Nobleza obliga, es necesario reconocer que la excelencia de un guión es visible no sólo en la organización de la trama sino también, y sobre todo, en la encarnadura que un actor le brinda a su personaje. Sin esta transferencia de destinos, la historia se quedaría sin transporte. Y en Signal, las actuaciones son sobresalientes. Más allá de que la exteriorización del sufrimiento, en apariencia muy desmadrada, nos resulte exagerada, podemos entender que es parte de una cultura que se nos aparece lejana. Aún así, creemos en su sufrimiento. Y si creemos en ello, confiamos en la ficción.

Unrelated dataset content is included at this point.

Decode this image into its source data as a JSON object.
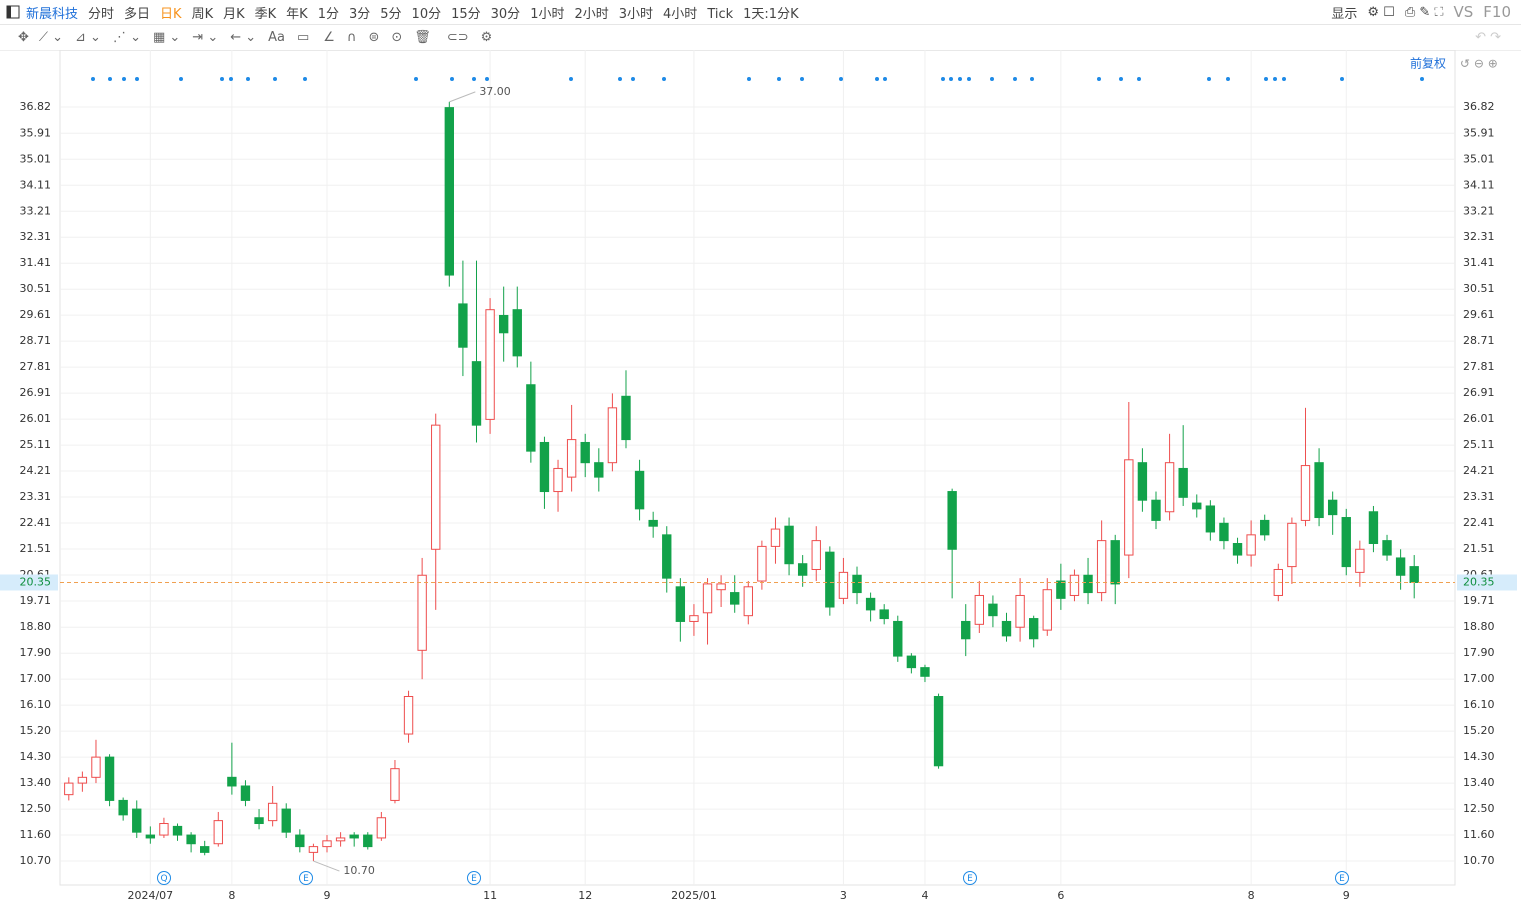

Signal fue un suceso en su primera y única temporada. Replicada hasta el cansancio en los blogs de recomendaciones, los derechos para su reproducción han sido vendidos en casi todos los países de Europa. No nos extraña. ¿Cómo podría? Ella es propietaria de una gran virtud, que no es otra que escapar de los lugares comunes y los golpes bajos. En esta enorme feria de producciones audiovisuales, esta serie ha sabido sobresalir con crédito propio. Al fin y al cabo, si vamos a recorrer esta góndola casi interminable de ofertas televisivas, echemos al carro, al menos, a las más sabrosas.